Graduation Date


Document Type

Master's Thesis

Degree Name

Master of Science

Department or Program

Biological Sciences

Department or Program Chair

Maggie Louie, PhD

First Reader

Manuel Lopez, PhD

Second Reader

Ekaterina Kalashnikova, PhD


Mucopolysaccharidosis IIIA (MPS IIIA) is a lysosomal storage disease caused by a mutation in the gene that codes for the enzyme heparan sulfamidase. The decreased enzyme activity of heparan sulfamidase results in the accumulation of heparan sulfate (HS). HS accumulation in the brain causes severe central nervous system (CNS) complications, including learning and memory deficits and seizure. MPS IIIA patients have short life expectancies and there currently is no cure for the disease. This thesis work was aimed at identifying an early neurological phenotype in the mouse model of MPS IIIA. The data will aid in the design of an in vivo assay for CNS correction for drug discovery. The tests for learning and memory impairments using the Barnes maze and novel object recognition behavioral assays did not show a neurological defect earlier than 20 weeks. These results suggest an intact cognitive capacity for the diseased animals. To test whether seizure threshold is altered in diseased animals, mice were administered with the chemiconvulsant drug, pentylenetetrazol (PTZ), a GABA receptor inhibitor.

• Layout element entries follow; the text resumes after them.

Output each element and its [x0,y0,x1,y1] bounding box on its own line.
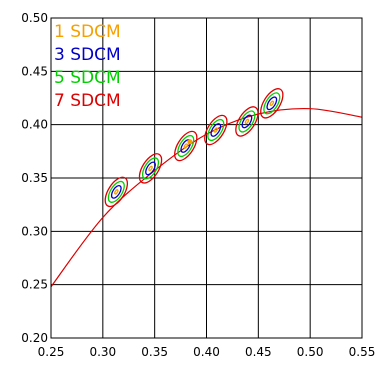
sdcm-5-ellipse [238,110,256,133]
sdcm-7-ellipse [235,106,259,137]
locus-curve-layer [50,107,363,288]
sdcm-7-ellipse [204,114,228,146]
plot-frame [50,17,363,339]
sdcm-5-ellipse [177,134,195,158]
x-tick-label: 0.25 [38,345,65,359]
planckian-locus-curve [50,107,363,288]
sdcm-3-ellipse [145,161,156,176]
sdcm-3-ellipse [210,123,222,137]
x-tick-label: 0.50 [297,345,324,359]
y-tick-labels: 0.20 0.25 0.30 0.35 0.40 0.45 0.50 [21,11,48,345]
y-tick-label: 0.40 [21,118,48,132]
y-tick-label: 0.50 [21,11,48,25]
sdcm-3-ellipse [241,114,253,129]
legend-item: 3 SDCM [54,45,121,65]
sdcm-5-ellipse [141,157,160,180]
grid-lines [51,18,362,338]
sdcm-1-ellipse [244,118,250,125]
sdcm-5-ellipse [207,118,225,142]
sdcm-ellipse-group [138,153,163,184]
legend-item: 1 SDCM [54,22,121,42]
sdcm-5-ellipse [107,180,125,203]
sdcm-7-ellipse [104,176,129,208]
y-tick-label: 0.35 [21,171,48,185]
legend-item: 5 SDCM [54,68,121,88]
x-tick-label: 0.35 [141,345,168,359]
y-tick-label: 0.20 [21,331,48,345]
x-tick-label: 0.55 [349,345,376,359]
sdcm-ellipse-group [204,114,228,146]
sdcm-7-ellipse [138,153,163,184]
sdcm-1-ellipse [213,127,219,133]
sdcm-ellipse-group [104,176,129,208]
sdcm-1-ellipse [148,165,153,172]
sdcm-3-ellipse [110,184,122,199]
sdcm-1-ellipse [114,189,119,195]
x-tick-label: 0.30 [89,345,116,359]
sdcm-ellipse-group [174,130,198,162]
sdcm-ellipses [104,88,284,208]
sdcm-ellipse-group [235,106,259,137]
sdcm-3-ellipse [266,96,278,111]
legend-item: 7 SDCM [54,91,121,111]
sdcm-1-ellipse [269,100,275,107]
y-tick-label: 0.30 [21,224,48,238]
sdcm-5-ellipse [263,92,281,115]
y-tick-label: 0.45 [21,64,48,78]
sdcm-7-ellipse [174,130,198,162]
sdcm-ellipse-group [260,88,284,119]
sdcm-1-ellipse [183,143,188,149]
y-tick-label: 0.25 [21,278,48,292]
sdcm-7-ellipse [260,88,284,119]
x-tick-label: 0.40 [193,345,220,359]
x-tick-label: 0.45 [245,345,272,359]
x-tick-labels: 0.25 0.30 0.35 0.40 0.45 0.50 0.55 [38,345,376,359]
orange-point [187,139,193,145]
legend: 1 SDCM 3 SDCM 5 SDCM 7 SDCM [54,22,121,111]
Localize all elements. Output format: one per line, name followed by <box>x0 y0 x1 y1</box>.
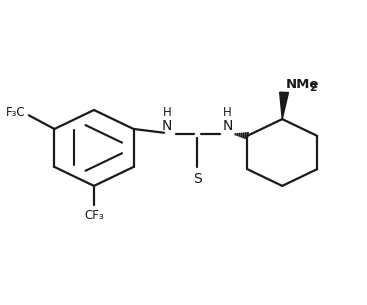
Text: NMe: NMe <box>286 78 319 91</box>
Text: H: H <box>223 106 232 119</box>
Text: N: N <box>222 119 233 133</box>
Polygon shape <box>280 92 288 119</box>
Text: 2: 2 <box>309 83 316 93</box>
Text: S: S <box>193 172 202 186</box>
Text: F₃C: F₃C <box>6 106 26 119</box>
Text: N: N <box>162 119 172 133</box>
Text: H: H <box>163 106 171 119</box>
Text: CF₃: CF₃ <box>84 209 104 222</box>
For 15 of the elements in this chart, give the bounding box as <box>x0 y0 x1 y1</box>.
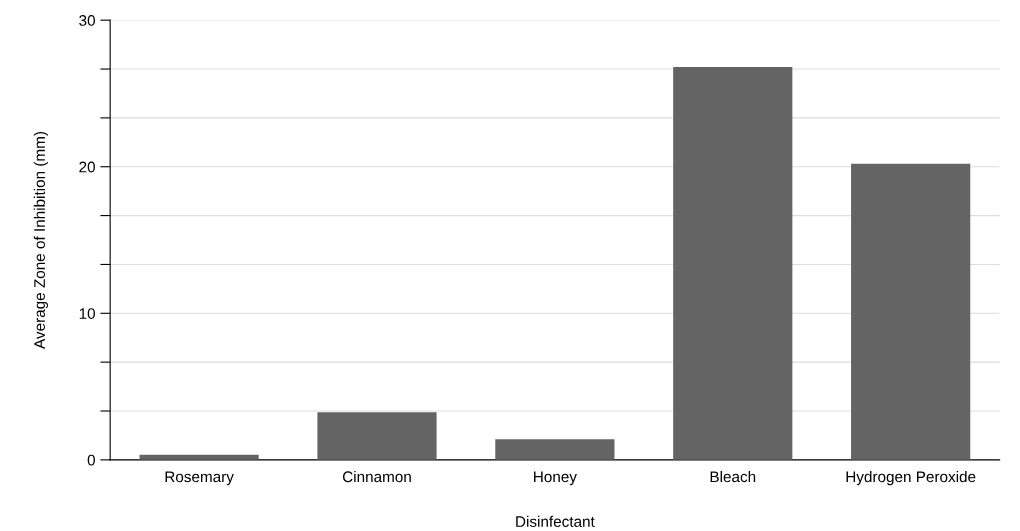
bar <box>851 163 971 460</box>
bar <box>317 412 437 460</box>
x-tick-label: Honey <box>534 471 577 486</box>
x-axis-title: Disinfectant <box>516 515 595 527</box>
bar <box>495 439 615 460</box>
y-tick-label: 20 <box>79 161 95 173</box>
x-tick-label: Hydrogen Peroxide <box>846 470 976 486</box>
x-tick-label: Bleach <box>710 470 756 483</box>
x-tick-label: Cinnamon <box>342 470 411 483</box>
x-tick-label: Rosemary <box>165 471 234 486</box>
y-tick-label: 10 <box>79 308 95 319</box>
y-axis-title: Average Zone of Inhibition (mm) <box>33 131 49 349</box>
y-tick-label: 30 <box>79 15 95 26</box>
bar <box>673 67 793 460</box>
y-tick-label: 0 <box>87 454 95 466</box>
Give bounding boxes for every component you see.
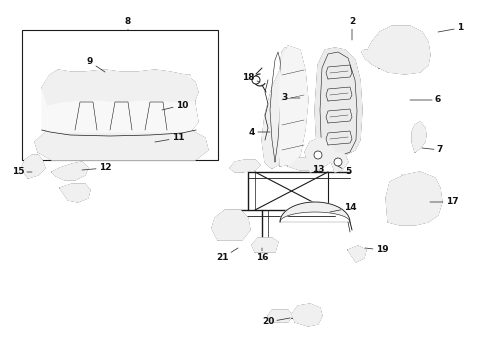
Polygon shape xyxy=(315,48,362,166)
Polygon shape xyxy=(230,160,260,172)
Polygon shape xyxy=(35,130,208,160)
Circle shape xyxy=(334,158,342,166)
Text: 4: 4 xyxy=(249,127,270,136)
Polygon shape xyxy=(212,210,250,240)
Polygon shape xyxy=(280,202,350,222)
Text: 2: 2 xyxy=(349,18,355,40)
Polygon shape xyxy=(42,75,198,132)
Text: 18: 18 xyxy=(242,73,260,82)
Polygon shape xyxy=(22,155,45,178)
Polygon shape xyxy=(262,48,290,168)
Text: 12: 12 xyxy=(82,163,111,172)
Polygon shape xyxy=(348,246,366,262)
Text: 21: 21 xyxy=(216,248,238,262)
Text: 5: 5 xyxy=(338,166,351,176)
Polygon shape xyxy=(52,162,88,180)
Text: 16: 16 xyxy=(256,248,268,262)
Text: 6: 6 xyxy=(410,95,441,104)
Text: 10: 10 xyxy=(162,100,188,110)
Polygon shape xyxy=(60,184,90,202)
Text: 1: 1 xyxy=(438,23,463,32)
Polygon shape xyxy=(268,310,292,322)
Text: 9: 9 xyxy=(87,58,105,72)
Text: 14: 14 xyxy=(330,203,356,212)
Text: 17: 17 xyxy=(430,198,458,207)
Text: 11: 11 xyxy=(155,134,184,143)
Polygon shape xyxy=(305,138,335,172)
Text: 13: 13 xyxy=(312,166,324,178)
Text: 3: 3 xyxy=(282,94,300,103)
Polygon shape xyxy=(412,122,426,152)
Polygon shape xyxy=(252,238,278,252)
Polygon shape xyxy=(292,304,322,326)
Polygon shape xyxy=(42,70,198,105)
Polygon shape xyxy=(362,26,430,74)
Text: 8: 8 xyxy=(125,18,131,30)
Circle shape xyxy=(252,76,260,84)
Circle shape xyxy=(314,151,322,159)
Text: 19: 19 xyxy=(365,246,388,255)
Text: 7: 7 xyxy=(422,145,443,154)
Text: 20: 20 xyxy=(262,318,290,327)
Text: 15: 15 xyxy=(12,167,32,176)
Polygon shape xyxy=(288,158,318,170)
Polygon shape xyxy=(330,152,348,172)
Bar xyxy=(22,30,218,160)
Polygon shape xyxy=(280,46,308,166)
Polygon shape xyxy=(386,172,442,225)
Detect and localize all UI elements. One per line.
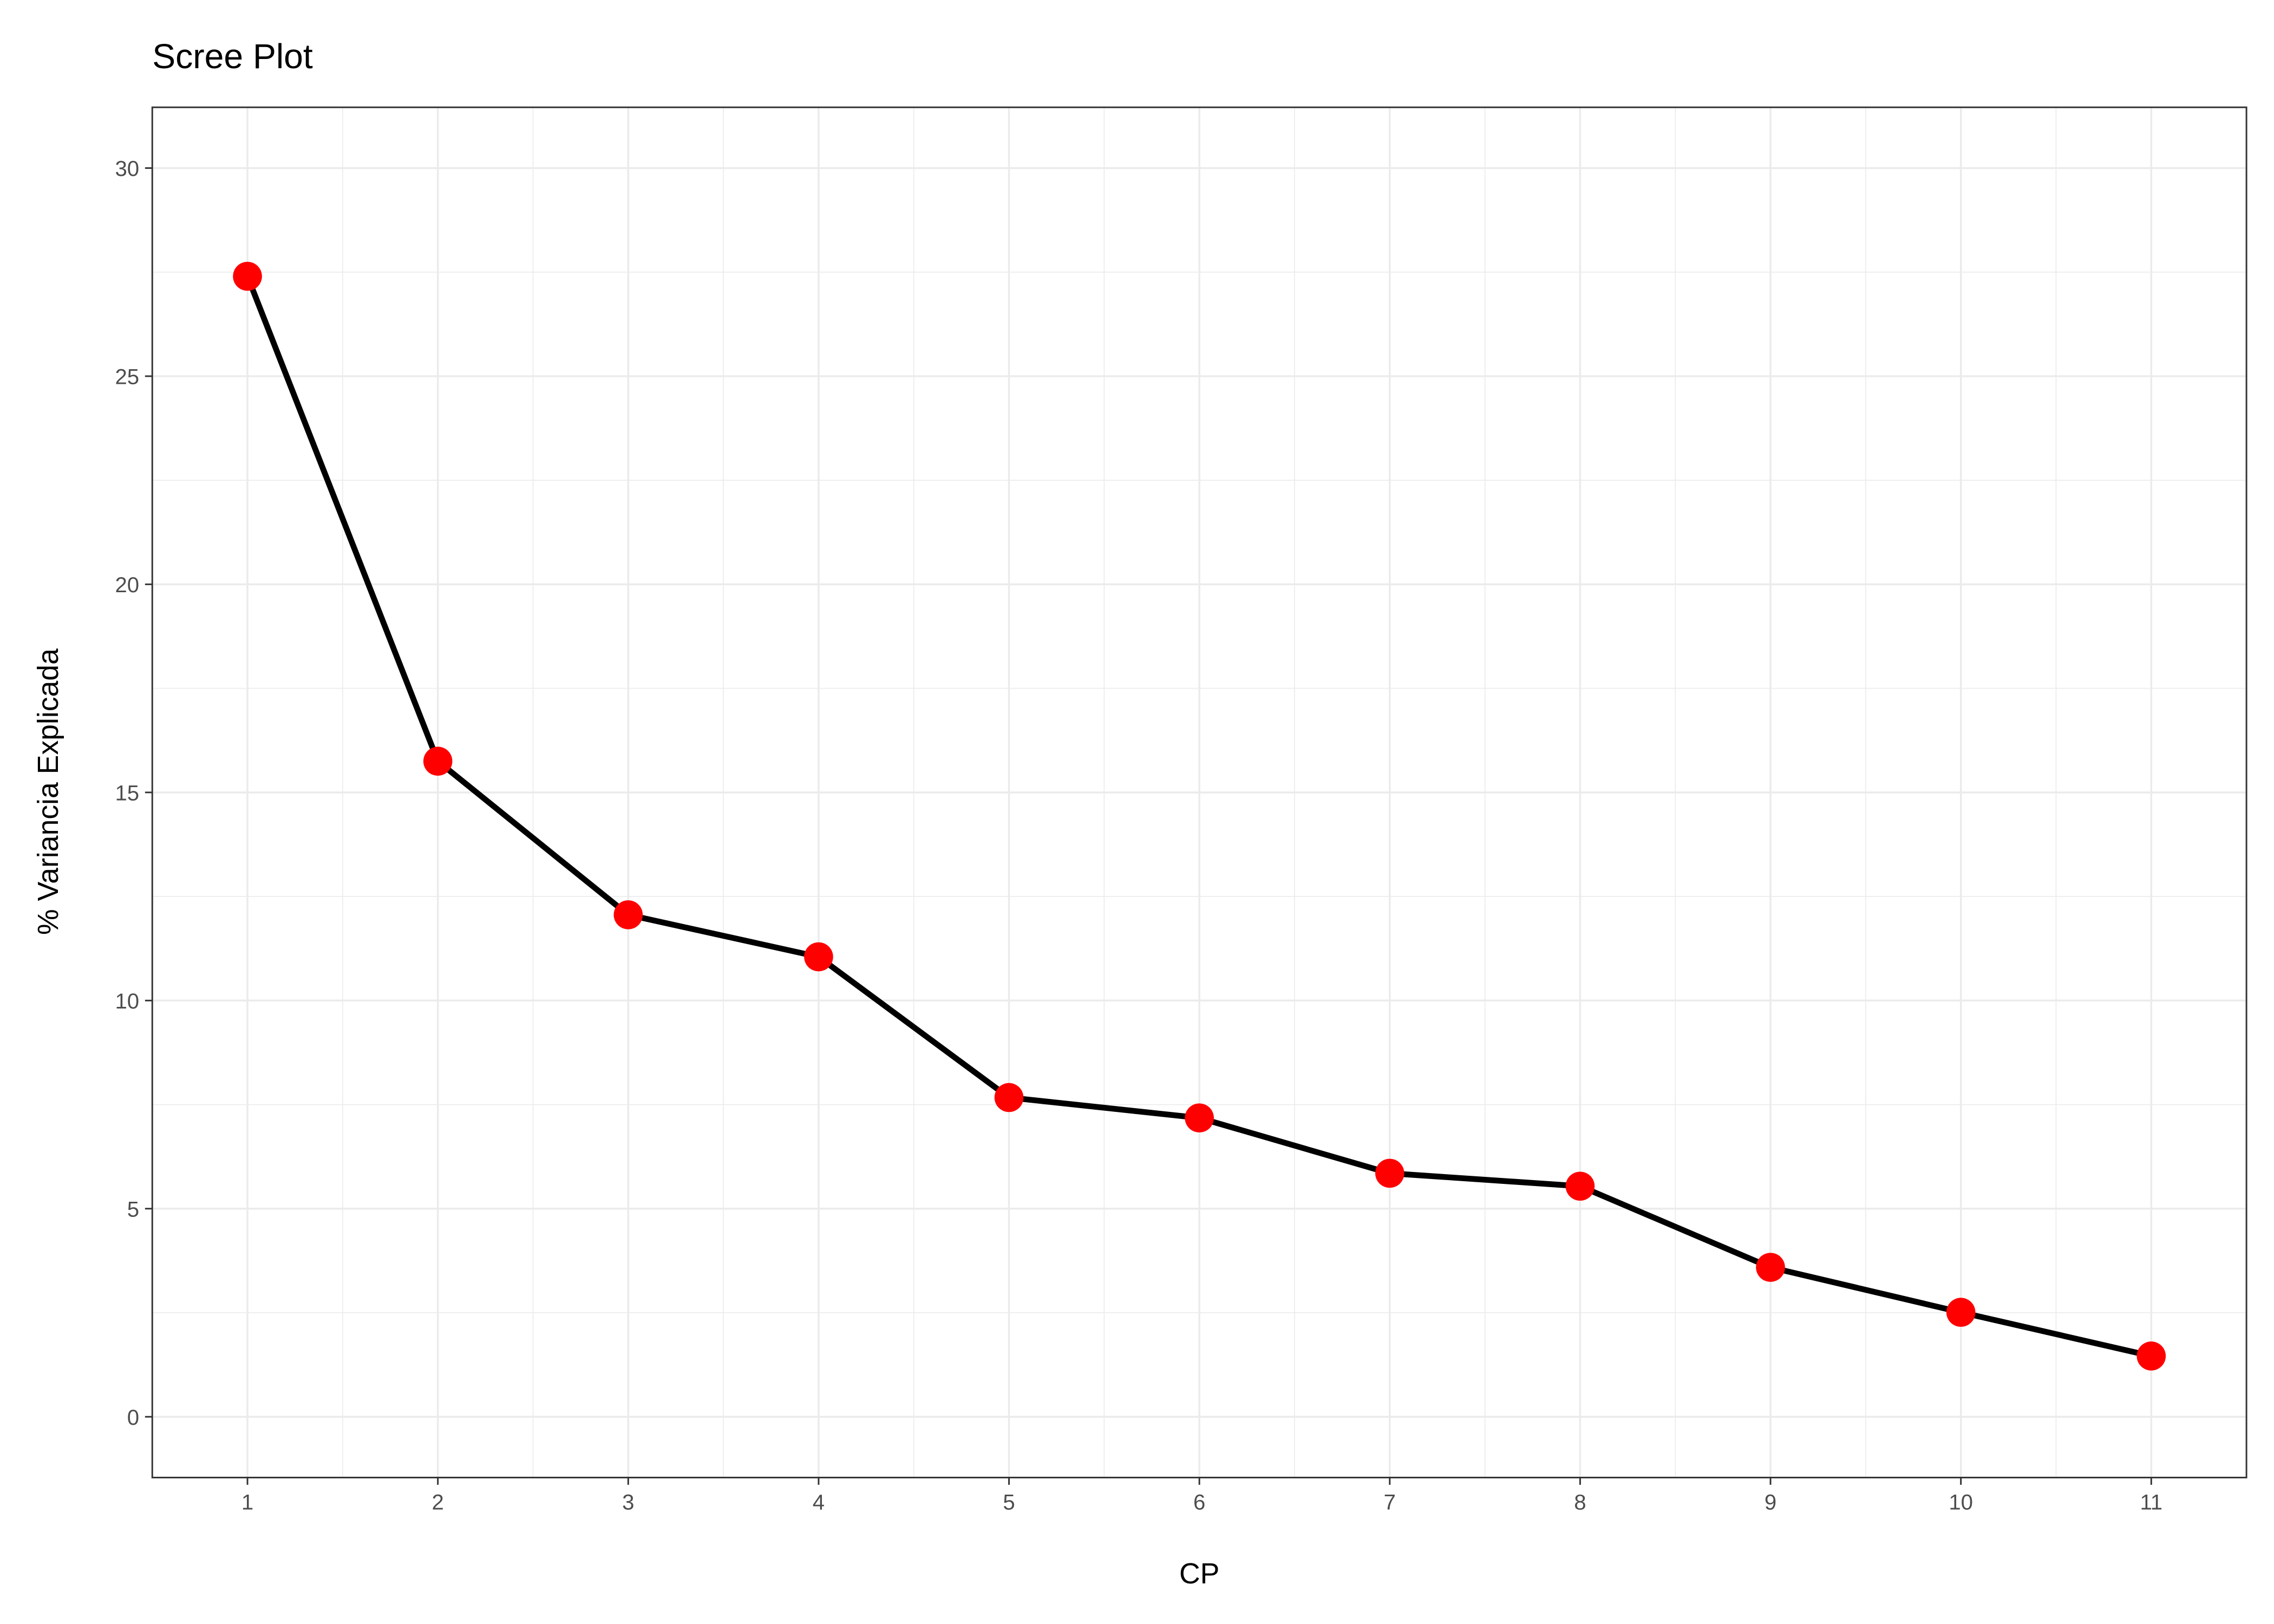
x-tick-label: 8 [1574, 1490, 1586, 1514]
x-tick-label: 5 [1003, 1490, 1015, 1514]
plot-area [233, 261, 2166, 1371]
chart-title: Scree Plot [152, 37, 313, 76]
y-tick-label: 25 [115, 365, 139, 389]
x-tick-label: 2 [432, 1490, 444, 1514]
y-tick-label: 15 [115, 781, 139, 806]
grid [152, 107, 2247, 1478]
x-tick-label: 10 [1949, 1490, 1973, 1514]
data-point [1565, 1171, 1595, 1201]
x-axis-title: CP [1179, 1558, 1219, 1590]
y-tick-label: 30 [115, 156, 139, 181]
x-tick-label: 6 [1193, 1490, 1205, 1514]
y-tick-label: 10 [115, 989, 139, 1013]
x-tick-label: 3 [622, 1490, 634, 1514]
y-tick-label: 5 [127, 1197, 139, 1221]
x-tick-label: 11 [2140, 1490, 2162, 1514]
y-tick-label: 0 [127, 1405, 139, 1430]
data-point [1756, 1253, 1785, 1282]
data-point [994, 1083, 1024, 1112]
data-point [1185, 1103, 1214, 1132]
x-tick-label: 4 [813, 1490, 825, 1514]
data-point [423, 746, 453, 776]
data-point [233, 261, 262, 291]
data-point [804, 942, 833, 972]
y-tick-label: 20 [115, 573, 139, 597]
data-point [1946, 1298, 1976, 1327]
data-point [613, 900, 643, 929]
y-axis-title: % Variancia Explicada [32, 649, 64, 935]
data-point [2136, 1341, 2166, 1371]
x-tick-label: 7 [1384, 1490, 1396, 1514]
x-tick-label: 9 [1765, 1490, 1776, 1514]
x-tick-label: 1 [241, 1490, 253, 1514]
data-point [1375, 1158, 1404, 1188]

The acute intravenous infusion with PTZ did not show threshold differences between the diseased and normal mice. However, chronic administration of a subconvulsive dose of PTZ, resulted in a difference in seizure sensitization or kindling, as early as 4 weeks. MPS IIIA mice showed significant resistance to kindling by 12 weeks. These seizure results not only demonstrate that we can record a CNS specific phenotype earlier than 20 weeks, it also suggests that neuroplasticity may be altered in diseased animals. Thus, this seizure assay may help understand the alterations that occur in the brain circuitry of MPS IIIA affected animals.